Our first ever features tasting allowed members to come into our estate barrel room and taste three different single clonal, small production wines straight from the barrel. Our Winemaker, Blair Fox, was on hand to talk to our members about the wines, the current harvest, and also to show them some wine going through the fermentation process.
For wine club members wanting an inside look at the Fess Parker Winery and the wine production process they were able to sign-up for Harvest Camp. Members met at Epiphany Cellars as they arrived into town on a Friday evening for a special family style farm to table dinner prepared by winery chef Barrett Crandall. Winery President Tim Snider and CEO Eli Parker sat down with members for dinner to share wine, food, stories, and to get ready for the busy day ahead.
Saturday morning started bright and early as wine club members were picked up from the Fess Parker Wine Country Inn by Tim and driven over to the Fess Parker Winery. Once there Winemaker Blair Fox was ready to put them to work. Members helped pick grapes, assisted our production team on the sorting table, racking, and performed punch-downs. After a hard morning’s work a Santa Maria style BBQ lunch was waiting for them on the veranda.
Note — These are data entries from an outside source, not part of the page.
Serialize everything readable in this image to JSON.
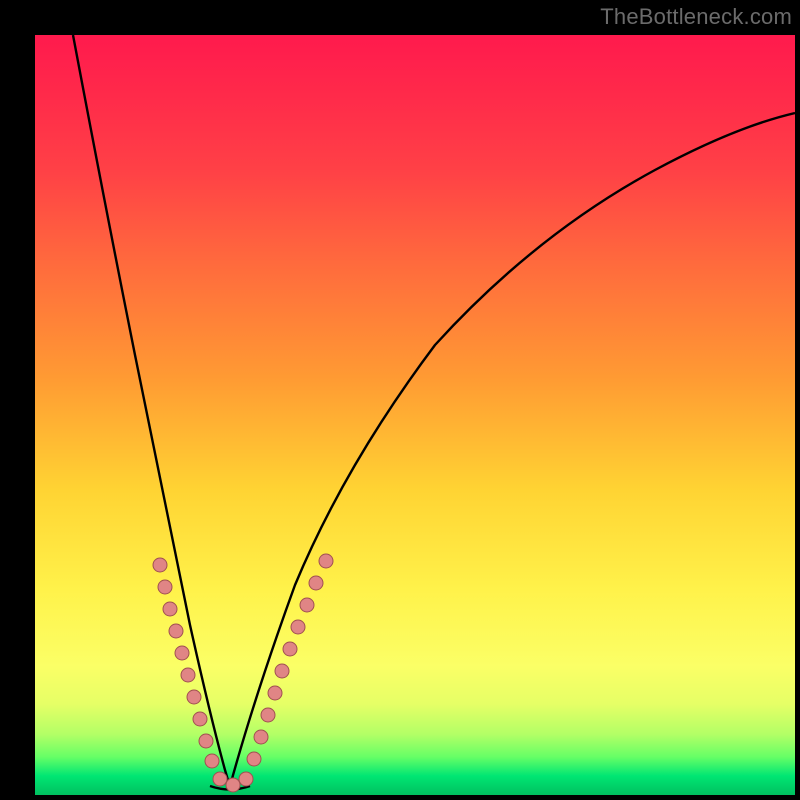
{
  "watermark": "TheBottleneck.com",
  "colors": {
    "frame": "#000000",
    "gradient_stops": [
      {
        "pos": 0.0,
        "hex": "#ff1a4d"
      },
      {
        "pos": 0.08,
        "hex": "#ff2a4a"
      },
      {
        "pos": 0.18,
        "hex": "#ff4146"
      },
      {
        "pos": 0.3,
        "hex": "#ff6a3d"
      },
      {
        "pos": 0.45,
        "hex": "#ff9a33"
      },
      {
        "pos": 0.6,
        "hex": "#ffd433"
      },
      {
        "pos": 0.73,
        "hex": "#fff24a"
      },
      {
        "pos": 0.83,
        "hex": "#fbff66"
      },
      {
        "pos": 0.88,
        "hex": "#e6ff66"
      },
      {
        "pos": 0.92,
        "hex": "#b3ff66"
      },
      {
        "pos": 0.95,
        "hex": "#66ff66"
      },
      {
        "pos": 0.975,
        "hex": "#00e673"
      },
      {
        "pos": 1.0,
        "hex": "#00c060"
      }
    ],
    "curve_stroke": "#000000",
    "marker_fill": "#e08585",
    "marker_stroke": "#a05050"
  },
  "chart_data": {
    "type": "line",
    "title": "",
    "xlabel": "",
    "ylabel": "",
    "xlim": [
      0,
      100
    ],
    "ylim": [
      0,
      100
    ],
    "note": "V-shaped bottleneck curve. Minimum ≈ x=25 at y≈0 (optimal/green). Axes numeric scale estimated from gridless plot.",
    "series": [
      {
        "name": "bottleneck_curve_left",
        "x": [
          5,
          8,
          11,
          14,
          17,
          20,
          22,
          23.5,
          25
        ],
        "values": [
          100,
          82,
          64,
          48,
          34,
          22,
          12,
          5,
          0
        ]
      },
      {
        "name": "bottleneck_curve_right",
        "x": [
          25,
          27,
          30,
          35,
          42,
          52,
          65,
          80,
          100
        ],
        "values": [
          0,
          6,
          15,
          30,
          46,
          62,
          75,
          84,
          90
        ]
      }
    ],
    "markers": {
      "name": "sample_points",
      "note": "pink dots on both branches in the yellow band (~y 8–30)",
      "points": [
        {
          "x": 15.5,
          "y": 30
        },
        {
          "x": 16.2,
          "y": 27
        },
        {
          "x": 17.0,
          "y": 24
        },
        {
          "x": 17.8,
          "y": 21
        },
        {
          "x": 18.7,
          "y": 18
        },
        {
          "x": 19.6,
          "y": 15
        },
        {
          "x": 20.6,
          "y": 12
        },
        {
          "x": 21.6,
          "y": 9
        },
        {
          "x": 22.6,
          "y": 6
        },
        {
          "x": 23.6,
          "y": 3
        },
        {
          "x": 24.6,
          "y": 1
        },
        {
          "x": 25.6,
          "y": 1
        },
        {
          "x": 26.6,
          "y": 1
        },
        {
          "x": 27.6,
          "y": 3
        },
        {
          "x": 28.5,
          "y": 6
        },
        {
          "x": 29.4,
          "y": 9
        },
        {
          "x": 30.3,
          "y": 12
        },
        {
          "x": 31.2,
          "y": 15
        },
        {
          "x": 32.2,
          "y": 18
        },
        {
          "x": 33.3,
          "y": 21
        },
        {
          "x": 34.4,
          "y": 24
        },
        {
          "x": 35.6,
          "y": 27
        },
        {
          "x": 36.8,
          "y": 30
        }
      ]
    }
  }
}
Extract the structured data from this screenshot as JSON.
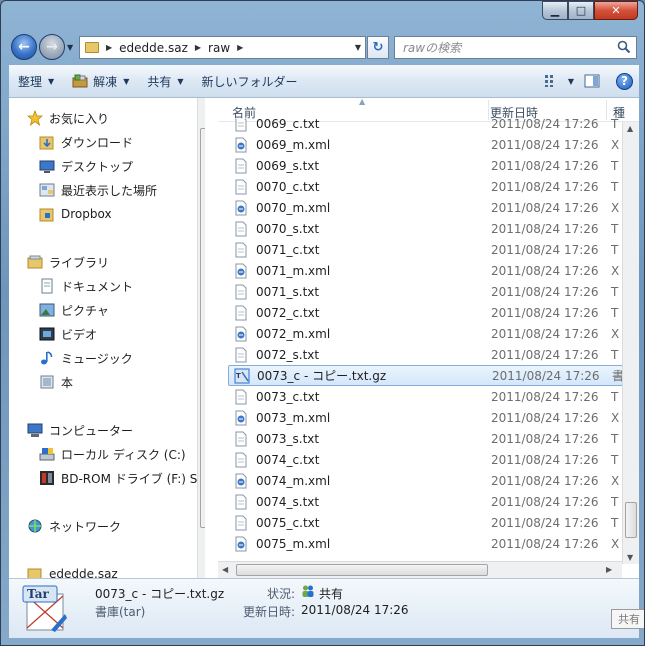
{
  "window": {
    "minimize_glyph": "▁",
    "maximize_glyph": "□",
    "close_glyph": "✕"
  },
  "address": {
    "crumbs": [
      "ededde.saz",
      "raw"
    ],
    "refresh_glyph": "↻"
  },
  "search": {
    "placeholder": "rawの検索"
  },
  "toolbar": {
    "organize": "整理",
    "extract": "解凍",
    "share": "共有",
    "new_folder": "新しいフォルダー",
    "help": "?"
  },
  "nav": {
    "favorites": "お気に入り",
    "downloads": "ダウンロード",
    "desktop": "デスクトップ",
    "recent": "最近表示した場所",
    "dropbox": "Dropbox",
    "libraries": "ライブラリ",
    "documents": "ドキュメント",
    "pictures": "ピクチャ",
    "videos": "ビデオ",
    "music": "ミュージック",
    "books": "本",
    "computer": "コンピューター",
    "local_disk": "ローカル ディスク (C:)",
    "bdrom": "BD-ROM ドライブ (F:) S",
    "network": "ネットワーク",
    "ededde": "ededde.saz"
  },
  "columns": {
    "name": "名前",
    "modified": "更新日時",
    "type": "種"
  },
  "files": [
    {
      "name": "0069_c.txt",
      "date": "2011/08/24 17:26",
      "type": "T",
      "kind": "txt"
    },
    {
      "name": "0069_m.xml",
      "date": "2011/08/24 17:26",
      "type": "X",
      "kind": "xml"
    },
    {
      "name": "0069_s.txt",
      "date": "2011/08/24 17:26",
      "type": "T",
      "kind": "txt"
    },
    {
      "name": "0070_c.txt",
      "date": "2011/08/24 17:26",
      "type": "T",
      "kind": "txt"
    },
    {
      "name": "0070_m.xml",
      "date": "2011/08/24 17:26",
      "type": "X",
      "kind": "xml"
    },
    {
      "name": "0070_s.txt",
      "date": "2011/08/24 17:26",
      "type": "T",
      "kind": "txt"
    },
    {
      "name": "0071_c.txt",
      "date": "2011/08/24 17:26",
      "type": "T",
      "kind": "txt"
    },
    {
      "name": "0071_m.xml",
      "date": "2011/08/24 17:26",
      "type": "X",
      "kind": "xml"
    },
    {
      "name": "0071_s.txt",
      "date": "2011/08/24 17:26",
      "type": "T",
      "kind": "txt"
    },
    {
      "name": "0072_c.txt",
      "date": "2011/08/24 17:26",
      "type": "T",
      "kind": "txt"
    },
    {
      "name": "0072_m.xml",
      "date": "2011/08/24 17:26",
      "type": "X",
      "kind": "xml"
    },
    {
      "name": "0072_s.txt",
      "date": "2011/08/24 17:26",
      "type": "T",
      "kind": "txt"
    },
    {
      "name": "0073_c - コピー.txt.gz",
      "date": "2011/08/24 17:26",
      "type": "書",
      "kind": "gz",
      "selected": true
    },
    {
      "name": "0073_c.txt",
      "date": "2011/08/24 17:26",
      "type": "T",
      "kind": "txt"
    },
    {
      "name": "0073_m.xml",
      "date": "2011/08/24 17:26",
      "type": "X",
      "kind": "xml"
    },
    {
      "name": "0073_s.txt",
      "date": "2011/08/24 17:26",
      "type": "T",
      "kind": "txt"
    },
    {
      "name": "0074_c.txt",
      "date": "2011/08/24 17:26",
      "type": "T",
      "kind": "txt"
    },
    {
      "name": "0074_m.xml",
      "date": "2011/08/24 17:26",
      "type": "X",
      "kind": "xml"
    },
    {
      "name": "0074_s.txt",
      "date": "2011/08/24 17:26",
      "type": "T",
      "kind": "txt"
    },
    {
      "name": "0075_c.txt",
      "date": "2011/08/24 17:26",
      "type": "T",
      "kind": "txt"
    },
    {
      "name": "0075_m.xml",
      "date": "2011/08/24 17:26",
      "type": "X",
      "kind": "xml"
    }
  ],
  "details": {
    "name": "0073_c - コピー.txt.gz",
    "type": "書庫(tar)",
    "status_label": "状況:",
    "status_value": "共有",
    "date_label": "更新日時:",
    "date_value": "2011/08/24 17:26",
    "icon_text": "Tar"
  },
  "tooltip": "共有"
}
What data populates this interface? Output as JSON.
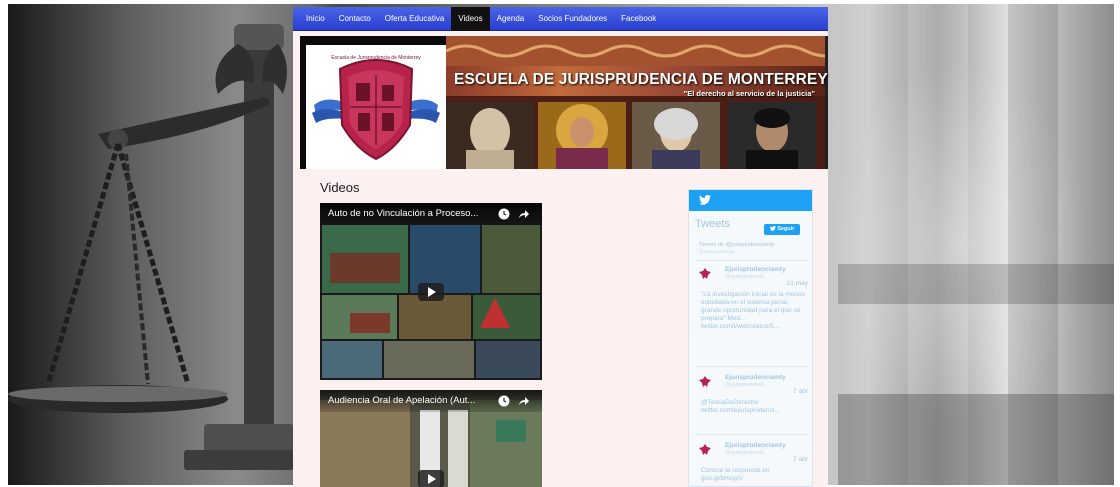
{
  "nav": {
    "items": [
      {
        "label": "Inicio"
      },
      {
        "label": "Contacto"
      },
      {
        "label": "Oferta Educativa"
      },
      {
        "label": "Videos",
        "active": true
      },
      {
        "label": "Agenda"
      },
      {
        "label": "Socios Fundadores"
      },
      {
        "label": "Facebook"
      }
    ]
  },
  "banner": {
    "title": "ESCUELA DE JURISPRUDENCIA DE MONTERREY",
    "subtitle": "\"El derecho al servicio de la justicia\"",
    "logo_text": "Escuela de Jurisprudencia de Monterrey"
  },
  "content": {
    "section_title": "Videos",
    "videos": [
      {
        "title": "Auto de no Vinculación a Proceso..."
      },
      {
        "title": "Audiencia Oral de Apelación (Aut..."
      }
    ]
  },
  "twitter": {
    "title": "Tweets",
    "follow_label": "Seguir",
    "by_line": "Tweets de @jurisprudenciamty",
    "by_handle": "@ejurisprudencia",
    "tweets": [
      {
        "name": "Ejurisprudenciamty",
        "handle": "@ejurisprudencia",
        "date": "21 may",
        "text": "\"La investigación inicial es la menos estudiada en el sistema penal, grande oportunidad para el que se prepara\" Mod... twitter.com/i/web/status/5..."
      },
      {
        "name": "Ejurisprudenciamty",
        "handle": "@ejurisprudencia",
        "date": "7 abr",
        "text": "@TeoriaDeDerecho twitter.com/ejurisprudenci..."
      },
      {
        "name": "Ejurisprudenciamty",
        "handle": "@ejurisprudencia",
        "date": "7 abr",
        "text": "Conoce la respuesta en goo.gl/bHcypV"
      }
    ]
  },
  "colors": {
    "nav_blue": "#2a3fd0",
    "twitter_blue": "#1da1f2",
    "page_bg": "#fdf0f0"
  }
}
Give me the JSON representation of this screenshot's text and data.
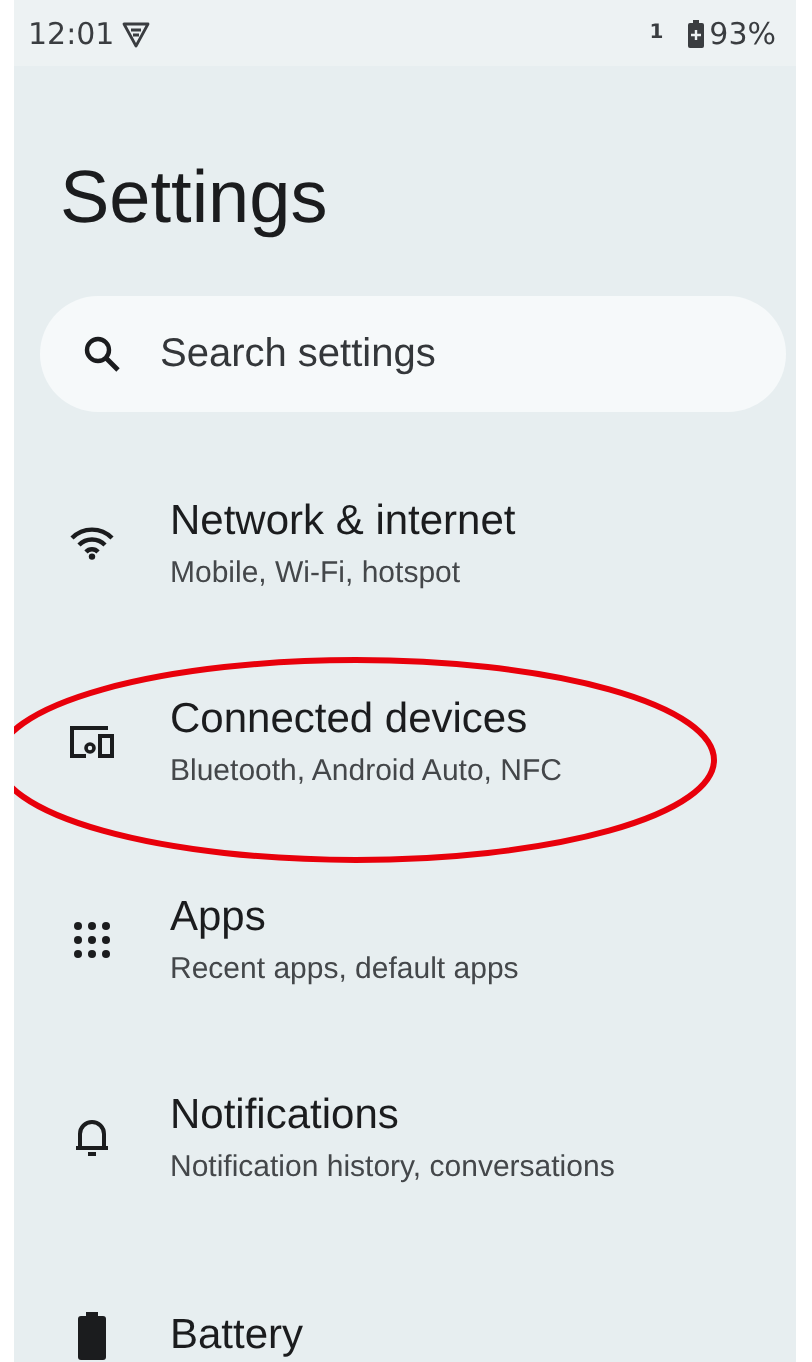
{
  "status_bar": {
    "time": "12:01",
    "sim_label": "1",
    "battery": "93%"
  },
  "title": "Settings",
  "search": {
    "placeholder": "Search settings"
  },
  "items": [
    {
      "kind": "wifi",
      "title": "Network & internet",
      "subtitle": "Mobile, Wi-Fi, hotspot",
      "circled": false
    },
    {
      "kind": "devices",
      "title": "Connected devices",
      "subtitle": "Bluetooth, Android Auto, NFC",
      "circled": true
    },
    {
      "kind": "apps",
      "title": "Apps",
      "subtitle": "Recent apps, default apps",
      "circled": false
    },
    {
      "kind": "bell",
      "title": "Notifications",
      "subtitle": "Notification history, conversations",
      "circled": false
    },
    {
      "kind": "battery",
      "title": "Battery",
      "circled": false
    }
  ]
}
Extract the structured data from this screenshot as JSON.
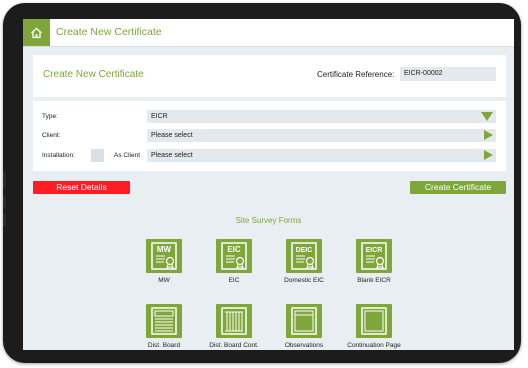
{
  "header": {
    "title": "Create New Certificate",
    "home_icon": "home-icon"
  },
  "certificate": {
    "heading": "Create New Certificate",
    "reference_label": "Certificate Reference:",
    "reference_value": "EICR-00002"
  },
  "fields": {
    "type_label": "Type:",
    "type_value": "EICR",
    "client_label": "Client:",
    "client_value": "Please select",
    "installation_label": "Installation:",
    "as_client_label": "As Client",
    "installation_value": "Please select"
  },
  "actions": {
    "reset_label": "Reset Details",
    "create_label": "Create Certificate"
  },
  "forms": {
    "section_title": "Site Survey Forms",
    "items": [
      {
        "label": "MW",
        "badge": "MW"
      },
      {
        "label": "EIC",
        "badge": "EIC"
      },
      {
        "label": "Domestic EIC",
        "badge": "DEIC"
      },
      {
        "label": "Blank EICR",
        "badge": "EICR"
      },
      {
        "label": "Dist. Board"
      },
      {
        "label": "Dist. Board Cont."
      },
      {
        "label": "Observations"
      },
      {
        "label": "Continuation Page"
      }
    ]
  },
  "colors": {
    "accent": "#7fa63a",
    "danger": "#ff1d25",
    "background": "#e9eef2"
  }
}
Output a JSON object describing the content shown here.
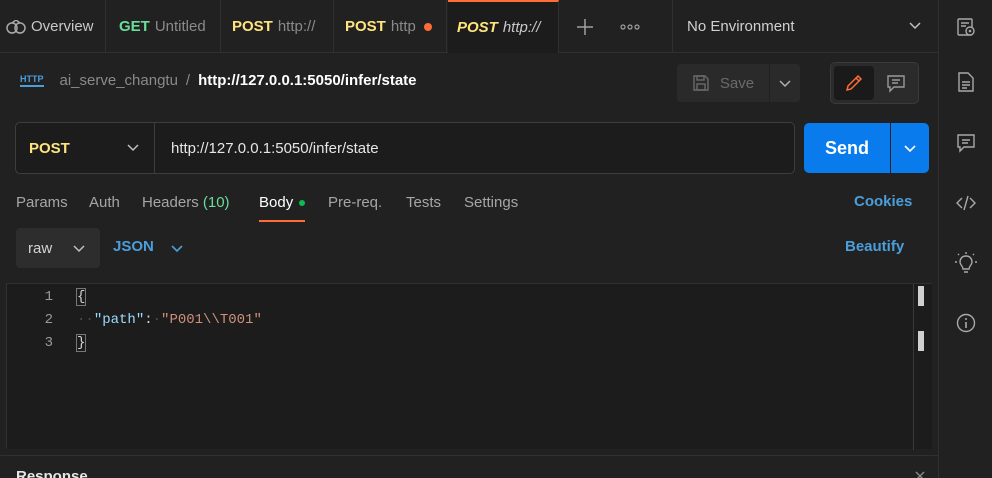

To end the Harvest Camp weekend members met back at the winery in the fireplace room and were treated to a delicious Italian meal from one of Santa Barbara’s premier restaurants, Ca’Dario. Enjoying wine and food next to a crackling fire members reminisced about the weekend’s events and the fun that was had.
Wine and Swine in the Vines
This year’s Wine and Swine in the Vines took place on one of the hottest days of the year, as it was well into the triple digits during the day. But the hot day made for a comfortable and beautiful evening.
Once again we had Jake Francis from the Valley Piggery come out and roast a pig that was raised here in the valley for us. The pig was slow-roasted over red oak wood for 12 hours, resulting in tender, juicy, delicious pork. The rest of the food was prepared by our winery chef and served family style.
While guests enjoyed the warm evening, wine, and food, we had the KBT Jazz trio there to serenade us and create the perfect atmosphere.
Ashley Parker-Snider and Winemaker Blair Fox were in attendance and shared some words about the family, happenings at the winery, and the 2014 harvest.
Epiphany Cellars Pickup Party
This past Saturday wine club members of Epiphany Cellars were able to pick up their new wine club shipments.
Along with getting their shipments members enjoyed wood-fired artisan pizzas from the winery chef. We were also thrilled to have Jonathan and Kevin from Sweet! Hollywood sampling their delicious hand-crafted chocolates.
The night would not be complete without some music to get the party really going, and luckily we had the Drive-In Romeos playing there Rock n’ Roll Rhythm style of music that had everyone dancing. Despite a little rain it was a great night.
We want to say thank you to everyone who came out to our events this year to help celebrate a great harvest, and a big thank you to all of our vendors who help make our events special.